Friday's announcement was short on details. Mowat and McCuaig-Boyd still need to discuss the number of people on the panel, the terms of reference and how they will consult with Albertans.
Neither McCuaig-Boyd nor Mowat could say when industry could expect a change to royalty rates.They said industry would be kept updated throughout the process.
Industry representatives won't necessarily be on the panel, Mowat suggested.
"I think what the panel is smart people who understand the issues, have inquiring minds and who are creative."
The lack of detail in Friday's announcement alarmed opposition parties.
Wildrose Leader Brian Jean said this only adds more uncertainty for the province's energy industry.

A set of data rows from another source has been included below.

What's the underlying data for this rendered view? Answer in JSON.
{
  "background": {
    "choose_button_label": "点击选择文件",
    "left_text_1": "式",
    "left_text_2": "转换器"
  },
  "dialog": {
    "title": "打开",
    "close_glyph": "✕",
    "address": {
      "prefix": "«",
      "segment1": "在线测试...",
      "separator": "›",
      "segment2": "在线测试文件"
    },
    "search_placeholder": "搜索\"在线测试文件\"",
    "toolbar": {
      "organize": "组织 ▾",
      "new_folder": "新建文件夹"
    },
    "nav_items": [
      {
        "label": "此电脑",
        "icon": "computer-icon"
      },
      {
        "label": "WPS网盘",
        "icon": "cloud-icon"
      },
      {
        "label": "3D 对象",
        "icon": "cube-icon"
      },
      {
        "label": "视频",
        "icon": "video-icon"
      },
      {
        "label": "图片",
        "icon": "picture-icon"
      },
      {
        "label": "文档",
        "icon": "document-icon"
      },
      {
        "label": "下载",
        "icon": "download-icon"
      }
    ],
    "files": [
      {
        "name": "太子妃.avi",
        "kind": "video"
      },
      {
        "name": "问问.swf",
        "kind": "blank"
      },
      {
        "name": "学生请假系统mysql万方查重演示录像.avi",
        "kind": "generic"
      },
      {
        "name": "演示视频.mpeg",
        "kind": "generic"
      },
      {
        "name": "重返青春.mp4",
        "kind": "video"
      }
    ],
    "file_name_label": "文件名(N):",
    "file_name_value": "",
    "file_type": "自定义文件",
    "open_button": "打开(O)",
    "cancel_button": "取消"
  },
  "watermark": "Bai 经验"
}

"We don't support this review, especially given the low price environment, but we were at least hoping today's announcement would provide clarity for our energy and job creation partners," he said in a written statement.

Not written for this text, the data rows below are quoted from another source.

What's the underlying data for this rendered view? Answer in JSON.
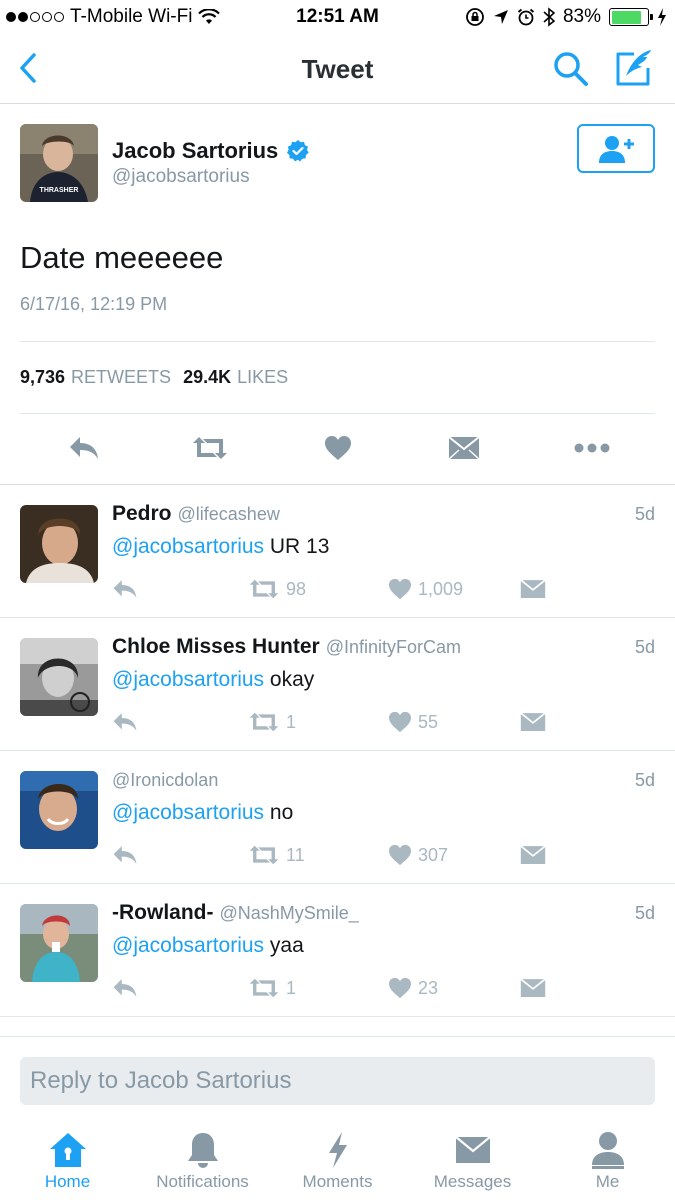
{
  "status_bar": {
    "carrier": "T-Mobile Wi-Fi",
    "time": "12:51 AM",
    "battery_percent": "83%",
    "battery_level": 0.83,
    "icons": [
      "signal-dots-icon",
      "wifi-icon",
      "rotation-lock-icon",
      "location-icon",
      "alarm-icon",
      "bluetooth-icon",
      "battery-icon",
      "charging-icon"
    ]
  },
  "nav": {
    "title": "Tweet",
    "icons": [
      "back-chevron-icon",
      "search-icon",
      "compose-icon"
    ]
  },
  "tweet": {
    "author_name": "Jacob Sartorius",
    "author_handle": "@jacobsartorius",
    "verified": true,
    "text": "Date meeeeee",
    "date": "6/17/16, 12:19 PM",
    "retweets_count": "9,736",
    "retweets_label": "RETWEETS",
    "likes_count": "29.4K",
    "likes_label": "LIKES",
    "action_icons": [
      "reply-icon",
      "retweet-icon",
      "like-icon",
      "direct-message-icon",
      "more-icon"
    ]
  },
  "replies": [
    {
      "name": "Pedro",
      "handle": "@lifecashew",
      "age": "5d",
      "mention": "@jacobsartorius",
      "text": "UR 13",
      "retweets": "98",
      "likes": "1,009"
    },
    {
      "name": "Chloe Misses Hunter",
      "handle": "@InfinityForCam",
      "age": "5d",
      "mention": "@jacobsartorius",
      "text": "okay",
      "retweets": "1",
      "likes": "55"
    },
    {
      "name": "",
      "handle": "@Ironicdolan",
      "age": "5d",
      "mention": "@jacobsartorius",
      "text": "no",
      "retweets": "11",
      "likes": "307"
    },
    {
      "name": "-Rowland-",
      "handle": "@NashMySmile_",
      "age": "5d",
      "mention": "@jacobsartorius",
      "text": "yaa",
      "retweets": "1",
      "likes": "23"
    }
  ],
  "reply_box": {
    "placeholder": "Reply to Jacob Sartorius"
  },
  "tab_bar": {
    "tabs": [
      {
        "label": "Home",
        "icon": "home-icon",
        "active": true
      },
      {
        "label": "Notifications",
        "icon": "bell-icon",
        "active": false
      },
      {
        "label": "Moments",
        "icon": "lightning-icon",
        "active": false
      },
      {
        "label": "Messages",
        "icon": "envelope-icon",
        "active": false
      },
      {
        "label": "Me",
        "icon": "person-icon",
        "active": false
      }
    ]
  },
  "colors": {
    "accent": "#1da1f2",
    "text_primary": "#14171a",
    "text_secondary": "#8899a6",
    "icon_gray": "#aab8c2",
    "battery_green": "#4cd964"
  }
}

Alberta Party Leader Greg Clark went even further. He called for McCuaig-Boyd to resign as energy minister.
"I've listened closely to McCuaig-Boyd's statements since she became Energy Minister and I've given her a chance, but based on the haphazard and incomplete plan for a royalty review, I have lost confidence in her ability to do the job," Clark said in a news release.
"I call on Premier Notley to replace McCuaig-Boyd immediately."
Climate change panel
Alberta last reviewed its royalty structure in 2007 when a panel recommended raising rates by 20 per cent or $2 billion a year.
The government rolled back the changes after Premier Ed Stelmach faced a fierce backlash from the energy industry. Stelmach recently commended Premier Rachel Notley for vowing to launch another review
Evan Chrapko was on the 2007 royalty review panel. The Alberta entrepreneur said the energy industry will always complain that royalties are too high.
Chrapko said the regime is among the lowest in the world when you look at royalties in combination with land leases, corporate and carbon taxes. He said if Mowat's review is transparent and makes the royalty regime less convoluted, the results will be clear.
"Out of almost sheer embarrassment as to where the last 44 years have left us, we will need to, as good capitalists, charge a more market-normal rate with jurisdictions we compete against," Chrapko said.
The announcement about the royalty review comes one day after the NDP government announced the creation of a panel to make recommendations on Alberta's new climate change policy.
Mowat said having these two reviews happening at the same time would provide industry with certainty in the end.
"I don't think you can talk about energy without talking about the environment," he said.
"We've heard on corporate taxes, we're going to hear on carbon and we're going to hear on royalties. If you're a company that's exactly what you want."
The Alberta government recently passed a bill hiking corporate taxes from ten to 12 per cent. That change takes effect on July 1.